Not a psychologist, but saw a breakdown in my ex that scared me senseless.
He had just started meds and the meds reacted HORRIBLY with him for whatever reason. He mostly had hallucinations, but sometimes he’d black out and do activities and not remember them. He would call me screaming at 3 AM and he didn’t remember a SECOND of it. Any of it. He had hallucinations before, but they got increasingly dangerous with these meds.
In particular, I think of one instance. While on the phone during an episode, he said, “I boiled some water.” I asked why, as it was 3 AM, and he replied eerily calmly “they told me I have to stick my hand in here.”
It was absolutely terrifying. I finally begged him to go to the hospital that following morning to ask for a medication change and he begrudgingly obliged.
While he was there, he started throwing up blood and had to get his stomach pumped. Turns out, in one of his black outs, he swallowed his entire bottle of medication.
Very sweet, but very non verbal 13 year old boy would masturbate, constantly. Constantly. Pants down, penis out, masturbating, all day, all night, in front of everyone and anyone. He had elephantiasis of his penis and part of one of his legs, so these events were not only disturbing and inappropriate, there was literally a practical problem with him taking his 1.5 foot long penis out of his pants – it seriously took 2 people to pack it back in, and then he would drop his pants and take it out all over again.
Not a psychologist, but I was a deputy in training with another guy when I was a corrections officer in county jail. We both got assigned to the psych ward and got trained at the same time. One inmate was absolutely crazy. He looked like a smaller version of Charles Manson and was never allowed out of his cell unsupervised because he would instantly attack inmates and corrections officers. I was doing my count with my fellow officer when he stopped both of us and asked if my partner wanted to die. My partner said “no” Then the inmate steps up to the glass and says “Its my birthday and the president is gonna help me kill you. Don’t come near me again” After that we continued our count and thought nothing of it. As the night continues we have another count and the inmate first see me again and asks if I have his birthday present. I say no and then my partner walks by “WHAT THE [email protected]#K!!!” the inmate screams and starts kicking and punching the metal door. I have never been more scared. This was a 6 inch steel door with shatter proof glass and this guy was one hip turn away from knocking this thing down.
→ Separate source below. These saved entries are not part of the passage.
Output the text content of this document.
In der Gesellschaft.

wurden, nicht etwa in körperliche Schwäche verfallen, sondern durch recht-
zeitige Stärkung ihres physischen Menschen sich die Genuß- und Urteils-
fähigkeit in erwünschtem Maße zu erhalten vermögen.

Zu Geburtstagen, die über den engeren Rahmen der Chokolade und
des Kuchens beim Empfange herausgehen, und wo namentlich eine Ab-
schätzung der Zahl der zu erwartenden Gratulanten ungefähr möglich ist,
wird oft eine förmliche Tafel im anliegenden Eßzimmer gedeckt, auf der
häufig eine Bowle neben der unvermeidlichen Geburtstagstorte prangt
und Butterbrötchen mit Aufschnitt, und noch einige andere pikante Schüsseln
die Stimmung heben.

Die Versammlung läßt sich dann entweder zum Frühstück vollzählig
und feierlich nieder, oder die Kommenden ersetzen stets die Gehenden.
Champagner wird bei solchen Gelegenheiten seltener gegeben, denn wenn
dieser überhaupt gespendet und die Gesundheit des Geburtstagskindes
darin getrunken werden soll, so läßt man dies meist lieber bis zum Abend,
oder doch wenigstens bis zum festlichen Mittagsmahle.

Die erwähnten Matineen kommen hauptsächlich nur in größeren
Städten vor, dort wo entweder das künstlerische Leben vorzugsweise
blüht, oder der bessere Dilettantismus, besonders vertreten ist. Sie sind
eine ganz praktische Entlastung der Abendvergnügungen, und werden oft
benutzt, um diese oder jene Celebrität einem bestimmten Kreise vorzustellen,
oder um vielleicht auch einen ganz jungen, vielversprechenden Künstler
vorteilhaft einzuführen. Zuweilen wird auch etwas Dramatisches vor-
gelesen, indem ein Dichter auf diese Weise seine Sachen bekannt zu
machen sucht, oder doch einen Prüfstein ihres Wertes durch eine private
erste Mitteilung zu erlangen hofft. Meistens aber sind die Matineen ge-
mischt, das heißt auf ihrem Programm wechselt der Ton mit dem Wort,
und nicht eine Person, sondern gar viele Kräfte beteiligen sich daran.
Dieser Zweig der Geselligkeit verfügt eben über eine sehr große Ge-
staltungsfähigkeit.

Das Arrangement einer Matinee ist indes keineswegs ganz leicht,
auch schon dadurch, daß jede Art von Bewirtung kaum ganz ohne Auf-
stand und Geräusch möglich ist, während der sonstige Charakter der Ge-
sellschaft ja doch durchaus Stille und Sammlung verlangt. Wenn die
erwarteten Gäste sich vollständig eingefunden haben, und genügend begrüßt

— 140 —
You could almost see the door bend off the hinges with each punch. Guy was maybe 5’3-5’5 and rail thin but was moving this door as if he was the hulk. My partner went to get more officers and once he leaves the inmate’s view, he stops immediately. looks at me, gets a blanket and goes to sleep. Fell right asleep with bloody hands from punching the steel door and was triggered only when he saw my partner. Funny thing was, that was our first night and that officer had never interacted with him before. How fast that went from zero to Mr Hyde was insane.
Then the guy that would stick pens up his pee hole. That was intresting.